Di., 18.10.2016

Brasilianischer Besuch Patenkind ist wieder präsent

Hartmut Lessin präsentiert die Erinnerungsstücke an das brasilianische Patenkind Angela de Lima Barbosa.

Hartmut Lessin präsentiert die Erinnerungsstücke an das brasilianische Patenkind Angela de Lima Barbosa. Foto: hbm

Ascheberg - 

Der Besuch einee Tanzgruppe aus Brasilien lässt in Hartmut Lessin Erinnerungen hochkochen.
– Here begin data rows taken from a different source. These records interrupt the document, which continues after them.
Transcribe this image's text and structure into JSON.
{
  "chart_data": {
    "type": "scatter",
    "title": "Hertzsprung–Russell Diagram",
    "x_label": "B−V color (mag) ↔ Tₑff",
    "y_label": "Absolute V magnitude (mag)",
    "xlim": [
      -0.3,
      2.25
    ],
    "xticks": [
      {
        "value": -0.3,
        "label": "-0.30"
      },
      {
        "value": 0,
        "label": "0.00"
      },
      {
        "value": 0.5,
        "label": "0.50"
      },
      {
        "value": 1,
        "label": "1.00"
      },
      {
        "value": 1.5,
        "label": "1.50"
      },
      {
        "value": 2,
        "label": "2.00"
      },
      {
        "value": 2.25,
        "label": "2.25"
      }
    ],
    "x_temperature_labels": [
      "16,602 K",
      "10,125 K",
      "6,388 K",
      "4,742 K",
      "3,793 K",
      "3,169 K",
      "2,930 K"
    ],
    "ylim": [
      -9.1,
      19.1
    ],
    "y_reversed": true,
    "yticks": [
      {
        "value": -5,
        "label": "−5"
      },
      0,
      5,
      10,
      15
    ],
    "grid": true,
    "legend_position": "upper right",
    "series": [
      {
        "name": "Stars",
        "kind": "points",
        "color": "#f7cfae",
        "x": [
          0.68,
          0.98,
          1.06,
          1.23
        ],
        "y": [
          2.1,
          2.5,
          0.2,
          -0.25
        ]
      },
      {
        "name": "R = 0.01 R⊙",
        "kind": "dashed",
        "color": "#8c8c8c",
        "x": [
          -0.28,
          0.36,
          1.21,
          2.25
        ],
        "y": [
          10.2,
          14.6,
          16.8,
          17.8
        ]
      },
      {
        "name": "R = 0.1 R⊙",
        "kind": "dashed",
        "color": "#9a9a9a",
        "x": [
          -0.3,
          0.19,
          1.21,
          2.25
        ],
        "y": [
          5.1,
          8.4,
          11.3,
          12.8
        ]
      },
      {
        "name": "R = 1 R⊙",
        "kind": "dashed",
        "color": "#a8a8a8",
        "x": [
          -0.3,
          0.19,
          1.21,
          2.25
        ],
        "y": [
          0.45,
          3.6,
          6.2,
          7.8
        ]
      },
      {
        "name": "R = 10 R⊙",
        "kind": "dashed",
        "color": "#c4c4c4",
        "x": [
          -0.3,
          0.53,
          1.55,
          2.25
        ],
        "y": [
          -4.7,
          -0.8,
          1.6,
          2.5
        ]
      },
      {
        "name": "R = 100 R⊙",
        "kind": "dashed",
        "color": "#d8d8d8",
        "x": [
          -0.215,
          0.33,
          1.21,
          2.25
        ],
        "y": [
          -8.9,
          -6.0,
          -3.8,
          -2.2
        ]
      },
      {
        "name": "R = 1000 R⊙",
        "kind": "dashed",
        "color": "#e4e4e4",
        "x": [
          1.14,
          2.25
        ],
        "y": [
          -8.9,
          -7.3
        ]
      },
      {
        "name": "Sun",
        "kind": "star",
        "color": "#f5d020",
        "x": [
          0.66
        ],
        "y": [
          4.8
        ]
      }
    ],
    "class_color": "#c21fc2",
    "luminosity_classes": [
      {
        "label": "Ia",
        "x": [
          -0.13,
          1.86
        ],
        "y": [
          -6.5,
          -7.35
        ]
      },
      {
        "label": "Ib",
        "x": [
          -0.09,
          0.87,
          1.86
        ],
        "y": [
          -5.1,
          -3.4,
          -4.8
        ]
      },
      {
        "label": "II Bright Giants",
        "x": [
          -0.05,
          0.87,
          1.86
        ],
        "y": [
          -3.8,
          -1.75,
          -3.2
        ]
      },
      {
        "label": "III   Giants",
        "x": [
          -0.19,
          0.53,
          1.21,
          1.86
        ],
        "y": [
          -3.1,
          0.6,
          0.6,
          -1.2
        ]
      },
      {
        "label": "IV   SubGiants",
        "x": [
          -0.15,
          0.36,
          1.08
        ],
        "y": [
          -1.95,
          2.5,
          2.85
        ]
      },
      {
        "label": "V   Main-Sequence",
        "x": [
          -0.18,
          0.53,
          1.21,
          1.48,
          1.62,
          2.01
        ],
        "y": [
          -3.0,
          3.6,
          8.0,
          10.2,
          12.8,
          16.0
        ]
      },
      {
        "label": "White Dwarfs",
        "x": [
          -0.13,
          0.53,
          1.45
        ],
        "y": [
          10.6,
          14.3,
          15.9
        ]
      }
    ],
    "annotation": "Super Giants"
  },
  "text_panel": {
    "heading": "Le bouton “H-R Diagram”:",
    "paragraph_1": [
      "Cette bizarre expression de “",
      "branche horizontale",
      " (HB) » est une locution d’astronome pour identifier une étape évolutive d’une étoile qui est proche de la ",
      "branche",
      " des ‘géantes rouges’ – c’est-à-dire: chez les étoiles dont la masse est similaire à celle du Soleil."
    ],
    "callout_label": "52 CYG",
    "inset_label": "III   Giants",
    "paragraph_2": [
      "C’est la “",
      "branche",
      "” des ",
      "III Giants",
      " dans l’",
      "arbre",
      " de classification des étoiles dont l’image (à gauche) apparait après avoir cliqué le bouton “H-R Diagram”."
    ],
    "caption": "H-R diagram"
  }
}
Seine Familie hat in den 70er Jahren ein Patenkind in Recife, der Heimat der Tanzgruppe, unterstützt.

Von Theo Heitbaum

Wenn der Ascheberger Seniorenbeirat der brasilianischen Tanzgruppe Saber Viver heute Mittag in der OJA im Burghof das Mittagessen serviert, brennt Hartmut Lessin eine Frage besonders unter den Nägeln: Kennt jemand aus der Gruppe zufällig Angela de Lima Barbosa?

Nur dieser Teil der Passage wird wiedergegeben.